Böker and Winking [7], studying the effect of H15™, reported that some patients developed nausea and vomiting. The side effects were reversible after omission of the treatment. Comparing the effect of H15™ (44 patients) with mesalazine (39 patients) suffering from Crohn’s disease), Gerhardt et al. [20] reported no drug related side effects in the H15™ group but 4 patients treated with mesalazine suffered from headache and gastrointestinal symptoms. In the study of Gupta et al. [25], out of 20 patients treated with Boswellia gum resin, only 2 patients complained of heartburn and Streffer et al. [75] reported that the preparation H15™ was well tolerated, only some gastrointestinal complains were observed. BE (15 patients) was also well tolerated in the study of Kimmatkar et al. [34] exept for minor gastrointestinal reactions. In the study of Sontakke et al. [72], one patient out of 33 receiving BE complained about diarrhoea and abdominal cramps.

Boswellic extracts in higher doses are used in treatment of cerebral edemas caused by brain tumours. In a prospective, randomized, placebo-controlled double-blind pilot study [35], where 22 patients with brain tumours received 4200 mg of a BE (H15™) or placebo, diarrhoea grade 1–2 occurred in 6 patients of the BE group. Other side effects were the same as in the placebo group.

Respiratory Tract:

There is a case report from a patient who complained about asthma symptoms after exposure to fume of incense in the church [46].

Skin:

In an other case report Acebo et al. [1] describe a patient suffering from allergic contact dermatitis using an extract from Boswellia serrata in a naturopathic cream.
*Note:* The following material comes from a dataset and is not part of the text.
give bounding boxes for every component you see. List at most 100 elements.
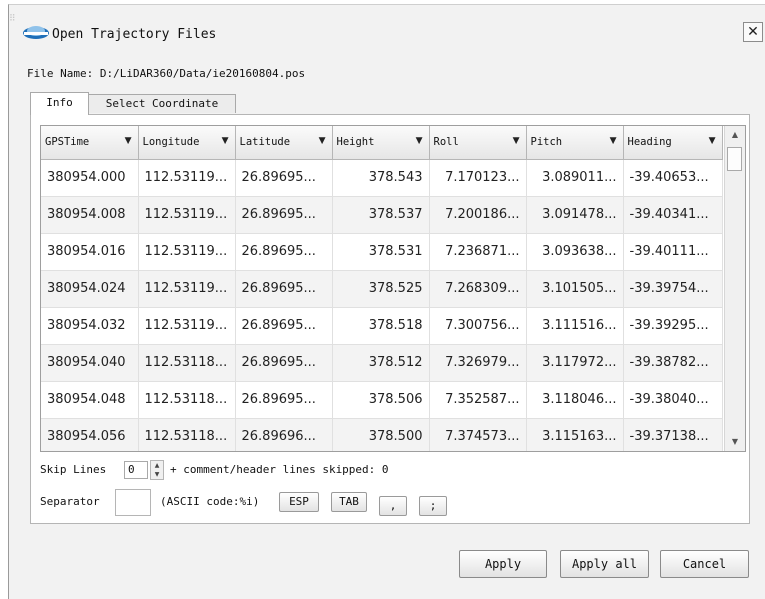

In two patients being treated with H15™ for brain edema, Böker and Winking [7] described skin irritations. The side effects were reversible after omission of the treatment.

General Tolerability:

No adverse reactions were observed in a double-blind placebo-controlled study in 20 volunteers receiving topical formulation cream containing boswellic acids [39]. No side effects were also observed in the pharmacokinetic study of Sharma et al. [63] and in the study on OA by Sengupta et al. [59]. And the study of Holtmeier et al. [28] confirmed good tolerance of the preparation Boswellan™ over a period of 52 weeks.

When Aflapin™ (Laila Impex R & D Center, New Dehli, India) and 5-Loxin™ were used to treat osteoarthritis in comparison to a placebo [59, 60], the safety parameters were almost unchanged in the treatment group. In a retrospective analysis in 2000, the laboratory parameters before and after the treatment of patients suffering from rheumatoid arthritis, ulcerative colitis, Crohn’s disease, neurodermitis, lupus erythematosus, multiple sclerosis, astrocytoma, glioblastoma, bronchial asthma and psoriasis were tested receiving the Boswellia preparation H15™ over a period of 6 years.

No significant changes related to the therapy were observed [10].

All together, it appears that extracts from the oleogum resin of Boswellia species are relatively safe as far as side effects are concerned. This is one of the big advantages compared to all anti-inflammatory remedies being in use presently.